The state's problem is that it has failed to adequately address the valley-hill disparity. And it isn't all Meiteis' fault, as is often presumed. Since it became a full-fledged state in 1972, Manipur has had one Muslim and two Naga chief ministers, one for three terms. None of them did much to bridge the ethnic divisions.
This then is a rough picture of the present trouble and its causes.
Fearing the outsider
As for the agitation itself, the Joint Committee for the ILPS, which is leading it, suspended the call for strike in view of the festivals of Eid and Rath Yatra, but appealed the public to keep up the pressure on the government.

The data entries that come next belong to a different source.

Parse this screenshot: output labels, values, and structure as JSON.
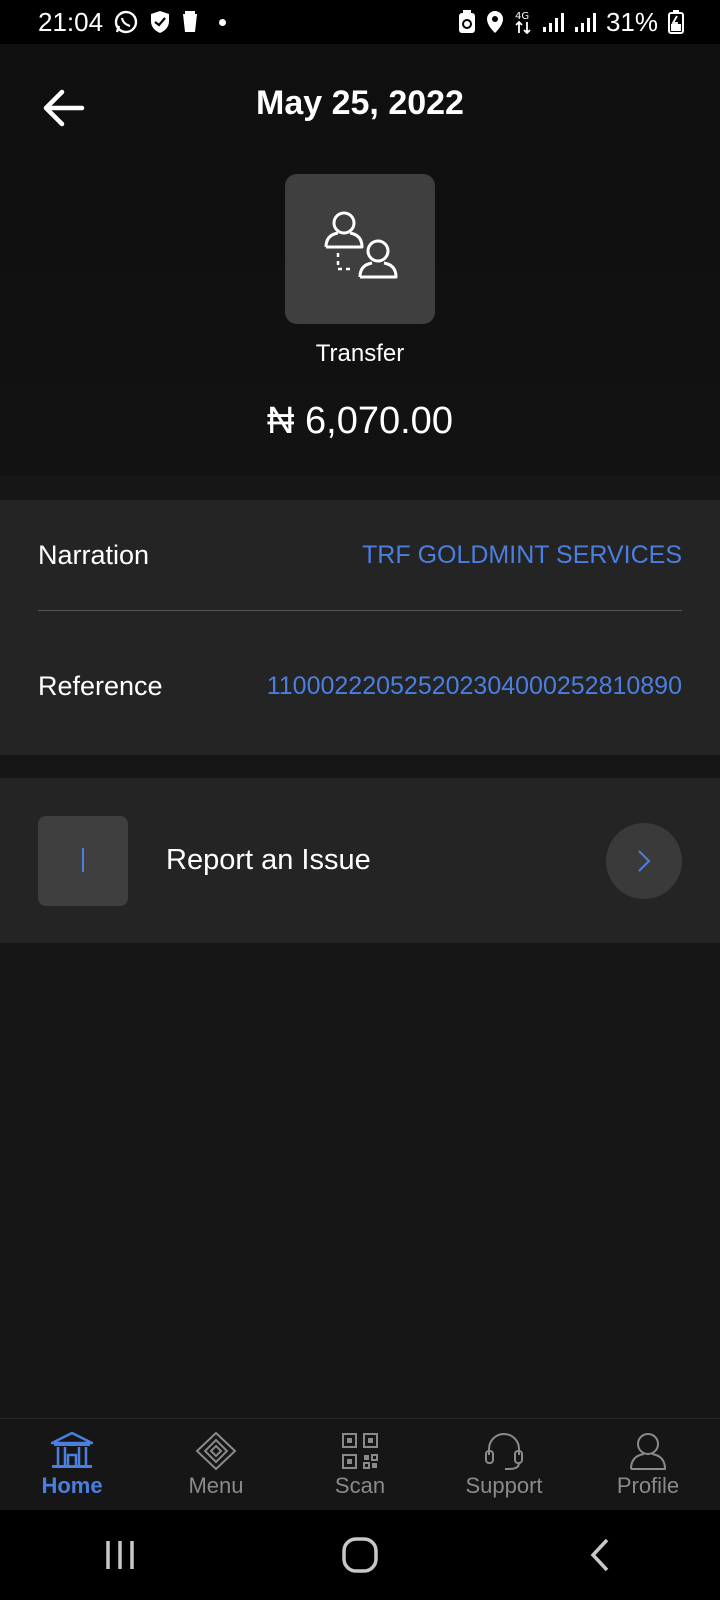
{
  "status_bar": {
    "time": "21:04",
    "network": "4G",
    "battery": "31%",
    "left_icons": [
      "whatsapp-icon",
      "shield-icon",
      "cup-icon"
    ],
    "right_icons": [
      "data-saver-icon",
      "location-icon",
      "network-4g-icon",
      "signal-icon",
      "signal-icon",
      "battery-charging-icon"
    ]
  },
  "header": {
    "back_icon": "arrow-left-icon",
    "title": "May 25, 2022",
    "transaction_icon": "transfer-users-icon",
    "transaction_type": "Transfer",
    "amount": "₦ 6,070.00"
  },
  "details": {
    "narration_label": "Narration",
    "narration_value": "TRF GOLDMINT SERVICES",
    "reference_label": "Reference",
    "reference_value": "110002220525202304000252810890"
  },
  "report": {
    "label": "Report an Issue",
    "icon": "exclamation-icon",
    "arrow_icon": "chevron-right-icon"
  },
  "bottom_nav": {
    "items": [
      {
        "label": "Home",
        "icon": "bank-icon",
        "active": true
      },
      {
        "label": "Menu",
        "icon": "diamond-menu-icon",
        "active": false
      },
      {
        "label": "Scan",
        "icon": "qr-code-icon",
        "active": false
      },
      {
        "label": "Support",
        "icon": "headset-icon",
        "active": false
      },
      {
        "label": "Profile",
        "icon": "user-icon",
        "active": false
      }
    ]
  },
  "system_nav": {
    "icons": [
      "recent-apps-icon",
      "home-circle-icon",
      "back-chevron-icon"
    ]
  },
  "colors": {
    "accent": "#4a7fe0",
    "background": "#161616",
    "card": "#242424",
    "icon_box": "#3f3f3f"
  }
}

The committee wants the state to bring a stronger bill to regulate migration or implement the ILPS as it is.
The ILPS was introduced by the British in 1873. They drew a line along the foot of the mountains of Assam, a kingdom annexed in 1826, crossing which required a special permit.
The intent was to protect British revenue districts in Assam - which had by then become tea-rich and held promise for rubber and timber cultivation - by not unnecessarily provoking the "wild" hill tribes to turn hostile.
The Government of India Act, 1919, classified the territories beyond the Inner Line as "Backward Tracts", leaving them unadministered. The Government of India Act 1935, however, split the territories into "Excluded Areas" and "Partially Excluded Areas".
The "Excluded Areas" weren't represented in the provincial Assam government, while representatives of the "Partially Excluded Areas" were nominated by the Governor.
The ILPS the protestors want was introduced by the British in 1873 to protect its revenue districts in Assam
The boundary of the erstwhile "Excluded Areas" is where the Inner Line still exists today - Arunachal Pradesh, Mizoram and Nagaland. The Line's purpose, however, has changed dramatically: it's now basically a demarcation of protected tribal areas.
Manipur and Tripura were independent kingdoms, thus not subject to the ILPS devised by the British.
Now though, Manipur has a month to agree to the ILPS, or bring a bill modelled on it. The government had initially given itself three months to meet the demand but the Joint Committee JCILPS didn't agree.
The government has already begun consultations with experts from various fields, including the media and the law, and held all-party meetings.
And it has already received many suggestions to resolve the impasse, one of which is a law similar to the land reform and revenue laws of two non-ST states, Jammu & Kashmir and Himachal Pradesh. While J&K, thanks to its special Constitutional status, outright prohibits outsiders from buying land, Himachal makes it virtually impossible to acquire landed property.
As Home Minister Gaikhangam Gangmei said a few days ago, his government is making all efforts to draft a law that "kills the snake without breaking the stick".